What we don’t know yet
- Whether specific adult-life exposures (stress, diet, trauma) lead to epigenetic marks that reliably persist in the germline across generations.
- Which marks are most capable of surviving germline reprogramming — imprinted regions and transposable elements are candidates. Open Biotech Journal
- To what extent observed “inheritance” reflects persistent cultural or socioeconomic conditions rather than biology.
Why this matters
If TEI turns out to be a robust phenomenon in humans, the implications are profound:
- Preventive medicine would need to account for parents’ and grandparents’ exposures, not just an individual’s.

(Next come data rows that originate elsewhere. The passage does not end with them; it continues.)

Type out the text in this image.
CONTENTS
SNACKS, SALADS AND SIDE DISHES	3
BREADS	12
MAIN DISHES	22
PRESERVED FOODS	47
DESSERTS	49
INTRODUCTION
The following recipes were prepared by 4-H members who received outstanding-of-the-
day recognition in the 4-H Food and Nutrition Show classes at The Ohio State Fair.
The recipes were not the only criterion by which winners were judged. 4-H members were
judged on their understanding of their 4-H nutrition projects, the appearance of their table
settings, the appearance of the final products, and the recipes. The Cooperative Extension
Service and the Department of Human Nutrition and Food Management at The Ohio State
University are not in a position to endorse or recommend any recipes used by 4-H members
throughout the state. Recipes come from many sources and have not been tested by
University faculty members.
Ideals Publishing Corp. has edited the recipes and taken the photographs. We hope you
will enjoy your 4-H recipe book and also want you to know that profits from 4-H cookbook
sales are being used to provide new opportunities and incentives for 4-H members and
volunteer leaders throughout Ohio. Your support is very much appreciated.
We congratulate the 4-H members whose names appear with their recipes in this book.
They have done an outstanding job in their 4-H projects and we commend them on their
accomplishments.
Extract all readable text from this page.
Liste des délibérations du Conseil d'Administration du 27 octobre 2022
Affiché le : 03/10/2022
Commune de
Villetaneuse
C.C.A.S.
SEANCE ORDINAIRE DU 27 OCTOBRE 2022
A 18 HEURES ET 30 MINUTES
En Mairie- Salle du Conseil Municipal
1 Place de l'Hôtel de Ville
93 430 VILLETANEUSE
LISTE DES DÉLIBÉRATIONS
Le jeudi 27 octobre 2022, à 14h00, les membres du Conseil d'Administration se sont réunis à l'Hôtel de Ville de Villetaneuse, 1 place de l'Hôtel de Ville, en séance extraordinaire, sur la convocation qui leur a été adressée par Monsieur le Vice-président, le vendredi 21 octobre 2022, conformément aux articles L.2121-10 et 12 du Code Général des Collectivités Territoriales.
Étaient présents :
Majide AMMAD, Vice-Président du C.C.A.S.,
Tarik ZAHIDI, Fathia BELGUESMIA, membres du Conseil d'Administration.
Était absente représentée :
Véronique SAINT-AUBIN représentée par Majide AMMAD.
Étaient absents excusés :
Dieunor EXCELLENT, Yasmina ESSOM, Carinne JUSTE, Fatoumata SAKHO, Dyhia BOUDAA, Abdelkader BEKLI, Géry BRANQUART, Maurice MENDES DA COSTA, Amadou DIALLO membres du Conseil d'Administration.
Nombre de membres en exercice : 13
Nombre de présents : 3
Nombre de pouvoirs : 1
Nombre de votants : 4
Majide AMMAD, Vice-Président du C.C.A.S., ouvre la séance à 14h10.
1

- Public health interventions might target critical preconception and prenatal windows.
- Ethical and equity concerns would intensify: those disproportionately exposed to adversity may face multi-generational health consequences.
Bottom line
As of 2025:
- There is clear evidence that environmental exposures (famine, trauma, toxins) leave epigenetic signatures.
- Germline reprogramming in humans is a powerful barrier, erasing most acquired marks.
- There is no definitive proof that acquired epigenetic changes are reliably inherited across multiple human generations.
- Cutting-edge tools like human germline models, careful cohort studies, and improved tracking of epigenetic marks are bringing us closer to an answer.
References
Horsthemke, B. (2018). A critical view on transgenerational epigenetic inheritance in humans. Nature Communications. doi:10.1038/s41467-018-05445-5
Murase, Y. et al. (2024). In vitro reconstitution of epigenetic reprogramming in human primordial germ cell-like cells. Nature, 631, 170–178.
Bird, A. (2024). Transgenerational epigenetic inheritance: a critical perspective. Frontiers in Epigenetics & Epigenomics.
Banushi, B. et al. (2025). Epigenetic memory of trauma: mechanisms, challenges, and healing approaches. International Journal of Molecular Sciences.
Holuka, C. et al. (2024). Transgenerational impacts of early life adversity. Science of the Total Environment.